Z westchnięciem posłuchała i usiadła na skraju sofy.
- Ściągnij ręcznik i odwróć się do mnie tyłem. - polecił wyciągając z siatki trzymającej na kolanach kolejne słoiczki.
- Nie będę się przed Tobą rozbierać! - oburzyła się marszcząc czoło.
- Widziałem Cię nago. - przypomniał a na jego skroni zaczęła pulsować żyła irytacji.
Wymamrotała przekleństwo pod nosem i wstając zrzuciła z siebie ręcznik. Oczom Bakugou ukazały się liczne blizny, niektóre blade, drugie czerwone, rozległe ślady po oparzeniach, otarcia i nierównomierny koloryt skóry. Złość na Dabiego tylko w nim wzrosła a jedyne na co miał teraz ochotę to uwolnić całą wściekłość w postaci ogromnego wybuchu.
Opanował się gdy kobieta usiadła tyłem do niego na kanapie pokazując niegdyś gładkie plecy teraz pokryte bliznami po biczowaniu. Na palec nabrał trochę maści i chociaż delikatność nie była jego mocną stroną to starał się nie urazić dziewczyny. Miał w sobie coś na kształt poczucia winy, przecież Aizawa kazał mu mieć na nią oko.

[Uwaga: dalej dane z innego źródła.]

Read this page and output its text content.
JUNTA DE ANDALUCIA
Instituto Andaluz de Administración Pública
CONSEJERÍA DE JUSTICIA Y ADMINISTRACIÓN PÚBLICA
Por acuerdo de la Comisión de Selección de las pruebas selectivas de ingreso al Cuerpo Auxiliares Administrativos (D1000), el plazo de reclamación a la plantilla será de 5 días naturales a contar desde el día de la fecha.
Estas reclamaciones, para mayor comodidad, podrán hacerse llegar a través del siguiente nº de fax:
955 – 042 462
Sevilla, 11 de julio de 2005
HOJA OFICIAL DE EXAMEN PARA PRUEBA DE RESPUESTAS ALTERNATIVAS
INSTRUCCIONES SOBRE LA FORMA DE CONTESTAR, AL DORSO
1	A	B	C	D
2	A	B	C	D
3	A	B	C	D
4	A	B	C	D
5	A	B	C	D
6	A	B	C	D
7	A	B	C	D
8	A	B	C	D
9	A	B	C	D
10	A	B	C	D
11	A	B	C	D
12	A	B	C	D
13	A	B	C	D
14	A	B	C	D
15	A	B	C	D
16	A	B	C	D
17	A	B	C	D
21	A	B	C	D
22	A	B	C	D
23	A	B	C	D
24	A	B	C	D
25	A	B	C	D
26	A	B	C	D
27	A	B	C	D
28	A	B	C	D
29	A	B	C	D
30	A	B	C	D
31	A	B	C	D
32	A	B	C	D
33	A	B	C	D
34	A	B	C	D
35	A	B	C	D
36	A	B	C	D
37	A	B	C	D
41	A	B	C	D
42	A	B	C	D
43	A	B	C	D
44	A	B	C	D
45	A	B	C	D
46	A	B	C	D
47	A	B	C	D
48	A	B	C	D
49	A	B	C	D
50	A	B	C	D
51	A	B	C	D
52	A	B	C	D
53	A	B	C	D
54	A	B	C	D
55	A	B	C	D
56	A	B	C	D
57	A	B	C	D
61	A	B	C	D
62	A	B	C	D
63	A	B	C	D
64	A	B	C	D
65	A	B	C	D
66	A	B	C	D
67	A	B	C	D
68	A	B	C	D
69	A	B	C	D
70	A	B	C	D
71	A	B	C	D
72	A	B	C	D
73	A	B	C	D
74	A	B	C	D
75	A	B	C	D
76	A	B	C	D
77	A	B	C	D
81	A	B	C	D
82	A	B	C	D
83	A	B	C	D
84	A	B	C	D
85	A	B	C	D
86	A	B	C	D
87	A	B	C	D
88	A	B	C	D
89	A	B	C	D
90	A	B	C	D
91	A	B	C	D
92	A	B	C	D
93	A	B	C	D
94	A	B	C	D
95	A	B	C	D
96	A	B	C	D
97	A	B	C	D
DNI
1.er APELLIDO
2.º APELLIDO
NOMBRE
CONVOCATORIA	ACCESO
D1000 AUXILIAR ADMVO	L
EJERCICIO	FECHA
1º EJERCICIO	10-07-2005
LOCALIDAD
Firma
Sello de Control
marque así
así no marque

Doskonale wiedzieli, że Dabi jest niebezpieczny a jednak nikt jej nie pilnował nawet jeśli złoczyńca był w areszcie.
- Nie chcę być już w Twojej drużynie. - powiedziała przerywając ciszę.
- Co? - zamarł z dłonią wpół ruchu.
- Nie zasługuję na pracę pod twoim dowództwem. - mruknęła spuszczając głowę.
- Odwróć się do mnie. - polecił stanowczo.
Usiadła przodem do niego zakrywając klatkę piersiową ręcznikiem.
- O co tym razem chodzi? - warknął marszcząc brwi.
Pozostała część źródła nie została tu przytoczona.